I ramble a little below, but it has all been said by TS Eliot – and exquisitely – in his Four Quartets. So I have (yet again) begun a cycle of recording of these poems. The first of the four – Burnt Norton – is in the link below.
I have been reflecting on meaning. I man convinced of a timeless wonder and purpose within which this material universe is a part. I am fortunate because I have experienced fleeting transcendent bliss, the sense that “all shall be well and all manner of thing shall be well”. I believe that the way of knowing this is not through logic, or algorithm – but direct experience of infinite loving other within people, nature and God. Why then do we think? Why speak? What purpose does our human edifice of philosophy and mathematics serve?

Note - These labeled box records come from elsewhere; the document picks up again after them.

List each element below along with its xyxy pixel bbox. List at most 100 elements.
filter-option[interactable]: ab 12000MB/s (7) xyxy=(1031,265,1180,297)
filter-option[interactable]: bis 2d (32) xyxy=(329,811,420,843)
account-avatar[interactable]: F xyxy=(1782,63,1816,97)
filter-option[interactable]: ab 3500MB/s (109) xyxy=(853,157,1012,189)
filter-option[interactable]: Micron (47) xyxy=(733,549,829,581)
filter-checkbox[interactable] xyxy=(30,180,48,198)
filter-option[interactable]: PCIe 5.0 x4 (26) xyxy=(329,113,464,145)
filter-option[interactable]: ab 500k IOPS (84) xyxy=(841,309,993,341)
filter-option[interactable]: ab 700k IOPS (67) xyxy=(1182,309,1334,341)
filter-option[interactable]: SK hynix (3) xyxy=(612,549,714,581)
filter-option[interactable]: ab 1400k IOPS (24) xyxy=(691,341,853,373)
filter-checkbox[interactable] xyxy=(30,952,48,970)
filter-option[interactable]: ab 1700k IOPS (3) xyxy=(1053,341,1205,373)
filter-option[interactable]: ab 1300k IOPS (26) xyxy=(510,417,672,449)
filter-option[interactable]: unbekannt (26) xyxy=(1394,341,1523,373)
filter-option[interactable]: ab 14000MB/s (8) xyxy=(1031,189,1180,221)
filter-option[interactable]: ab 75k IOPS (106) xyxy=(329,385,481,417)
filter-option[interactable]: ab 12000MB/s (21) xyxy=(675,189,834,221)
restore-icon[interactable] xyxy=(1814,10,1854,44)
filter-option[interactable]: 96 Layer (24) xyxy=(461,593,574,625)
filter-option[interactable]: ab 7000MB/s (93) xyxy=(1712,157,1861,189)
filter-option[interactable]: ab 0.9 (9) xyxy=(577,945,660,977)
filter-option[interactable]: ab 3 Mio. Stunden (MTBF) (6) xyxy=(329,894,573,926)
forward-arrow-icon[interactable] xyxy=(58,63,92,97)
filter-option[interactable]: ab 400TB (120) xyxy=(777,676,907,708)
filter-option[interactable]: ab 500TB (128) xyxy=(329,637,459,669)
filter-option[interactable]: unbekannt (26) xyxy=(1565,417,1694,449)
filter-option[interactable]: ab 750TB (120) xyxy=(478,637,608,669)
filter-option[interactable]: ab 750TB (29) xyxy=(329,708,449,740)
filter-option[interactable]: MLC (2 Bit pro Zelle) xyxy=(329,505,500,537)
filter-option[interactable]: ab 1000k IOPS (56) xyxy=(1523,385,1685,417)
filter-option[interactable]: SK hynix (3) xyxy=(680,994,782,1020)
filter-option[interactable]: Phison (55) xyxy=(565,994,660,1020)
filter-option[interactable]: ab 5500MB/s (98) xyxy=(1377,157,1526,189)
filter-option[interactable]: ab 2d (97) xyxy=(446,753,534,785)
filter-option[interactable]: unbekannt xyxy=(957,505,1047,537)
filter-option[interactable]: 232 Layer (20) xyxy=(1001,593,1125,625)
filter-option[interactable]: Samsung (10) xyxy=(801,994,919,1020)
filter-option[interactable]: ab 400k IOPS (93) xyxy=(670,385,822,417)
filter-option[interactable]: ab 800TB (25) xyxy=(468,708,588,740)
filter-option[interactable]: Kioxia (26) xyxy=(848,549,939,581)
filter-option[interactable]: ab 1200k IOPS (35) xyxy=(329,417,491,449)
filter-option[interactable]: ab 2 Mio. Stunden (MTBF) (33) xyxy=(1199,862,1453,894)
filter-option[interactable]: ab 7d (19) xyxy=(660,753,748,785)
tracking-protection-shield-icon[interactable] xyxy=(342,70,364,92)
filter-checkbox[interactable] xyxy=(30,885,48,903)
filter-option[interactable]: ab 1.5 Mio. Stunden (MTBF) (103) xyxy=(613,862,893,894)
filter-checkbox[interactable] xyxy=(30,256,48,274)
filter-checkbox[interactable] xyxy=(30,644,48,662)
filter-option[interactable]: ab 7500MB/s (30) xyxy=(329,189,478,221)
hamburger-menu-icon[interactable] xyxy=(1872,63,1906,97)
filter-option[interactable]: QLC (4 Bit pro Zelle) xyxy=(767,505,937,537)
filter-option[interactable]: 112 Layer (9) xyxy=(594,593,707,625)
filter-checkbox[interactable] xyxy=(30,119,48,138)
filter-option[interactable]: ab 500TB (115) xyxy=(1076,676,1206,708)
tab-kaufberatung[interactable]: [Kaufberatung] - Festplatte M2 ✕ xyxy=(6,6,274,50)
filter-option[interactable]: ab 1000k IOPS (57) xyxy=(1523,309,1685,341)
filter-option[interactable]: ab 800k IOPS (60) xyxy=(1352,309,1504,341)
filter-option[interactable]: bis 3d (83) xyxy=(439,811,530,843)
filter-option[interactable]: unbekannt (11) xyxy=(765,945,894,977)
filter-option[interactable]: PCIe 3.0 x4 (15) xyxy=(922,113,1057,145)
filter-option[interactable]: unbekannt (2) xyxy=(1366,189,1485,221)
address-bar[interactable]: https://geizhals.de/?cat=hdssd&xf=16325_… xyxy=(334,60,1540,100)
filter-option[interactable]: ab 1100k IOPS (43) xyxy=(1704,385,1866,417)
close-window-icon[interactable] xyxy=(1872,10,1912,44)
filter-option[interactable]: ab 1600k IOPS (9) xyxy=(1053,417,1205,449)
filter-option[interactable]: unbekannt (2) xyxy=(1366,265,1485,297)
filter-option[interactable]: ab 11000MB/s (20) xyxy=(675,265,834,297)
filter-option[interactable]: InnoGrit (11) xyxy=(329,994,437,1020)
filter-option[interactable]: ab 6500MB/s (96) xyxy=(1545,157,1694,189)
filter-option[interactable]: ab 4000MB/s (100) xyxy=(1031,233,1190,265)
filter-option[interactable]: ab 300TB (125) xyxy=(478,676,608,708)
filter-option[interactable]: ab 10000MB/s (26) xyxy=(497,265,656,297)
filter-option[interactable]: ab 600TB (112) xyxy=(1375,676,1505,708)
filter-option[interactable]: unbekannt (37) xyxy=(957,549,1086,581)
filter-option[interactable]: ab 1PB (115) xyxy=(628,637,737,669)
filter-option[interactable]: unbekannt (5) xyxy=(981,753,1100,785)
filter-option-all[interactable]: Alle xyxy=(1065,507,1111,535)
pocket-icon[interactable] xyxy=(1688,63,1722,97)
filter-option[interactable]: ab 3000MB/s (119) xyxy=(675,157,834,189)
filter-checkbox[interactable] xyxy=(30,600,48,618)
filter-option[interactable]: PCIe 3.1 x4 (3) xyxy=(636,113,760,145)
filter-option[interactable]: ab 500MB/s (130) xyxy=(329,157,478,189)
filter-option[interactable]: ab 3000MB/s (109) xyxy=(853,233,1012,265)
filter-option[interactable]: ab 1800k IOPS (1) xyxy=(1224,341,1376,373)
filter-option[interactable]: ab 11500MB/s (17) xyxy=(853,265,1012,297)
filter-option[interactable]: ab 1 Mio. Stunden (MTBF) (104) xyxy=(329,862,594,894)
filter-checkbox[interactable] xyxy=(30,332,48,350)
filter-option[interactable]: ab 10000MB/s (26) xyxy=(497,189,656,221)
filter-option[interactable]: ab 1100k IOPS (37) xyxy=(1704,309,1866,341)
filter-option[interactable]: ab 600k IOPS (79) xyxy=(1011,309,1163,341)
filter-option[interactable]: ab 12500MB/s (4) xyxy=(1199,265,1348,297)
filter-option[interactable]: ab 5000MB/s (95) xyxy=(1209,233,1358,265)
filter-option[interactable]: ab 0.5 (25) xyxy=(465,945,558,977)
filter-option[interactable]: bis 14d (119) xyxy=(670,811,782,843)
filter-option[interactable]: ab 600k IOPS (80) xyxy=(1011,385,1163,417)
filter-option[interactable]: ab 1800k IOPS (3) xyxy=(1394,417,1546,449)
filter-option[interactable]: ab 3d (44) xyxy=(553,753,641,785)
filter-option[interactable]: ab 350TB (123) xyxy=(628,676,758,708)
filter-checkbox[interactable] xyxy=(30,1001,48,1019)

I have recently glimpsed one possibility. Whilst I have always experienced deep connection to “all that is” within Christ (and not necessarily within any particular church), I have had a rational stumbling block which I have recently resolved. Christ said “I am the way, the truth and the life. Except by me shall no man come to the Father”. How can that be? What about those before, and who are brought up in different traditions? What about Hindus and Buddhists, who I am sure access the same truth? My resolution is simple. I have come to see that it is the moments of epiphany and connection wherein reality lies. Those moments – quoting Martin Buber – of “I-Thou” rather than “I-It” living. What Christ meant I believe is that he embodied the I of I-Thou or the point of connection. So that he could truthfully be at the same time human and fragmented AND the oneness that is all-that-is which some of us call God. When he said “I”, meant both “I” as frail human and “I” as God. This is one of those mysteries and paradoxes that our rationality can’t touch – just like the physical paradox of light being at the same time a wave and a stream of individual photons.
I reached this personal insight – which allows me properly to want to follow Christ – through conversations with my dying brother Christopher last year. (Thank you Chris x)
Anyway – Eliot says it all so well – and he of course also came to Christianity – expressed in The Four Quartets. His journey from the materialist and atheist despaire expressed The Wasteland, was also one of finding “the point” of the turning world as intersection through Chist of infinity with finite.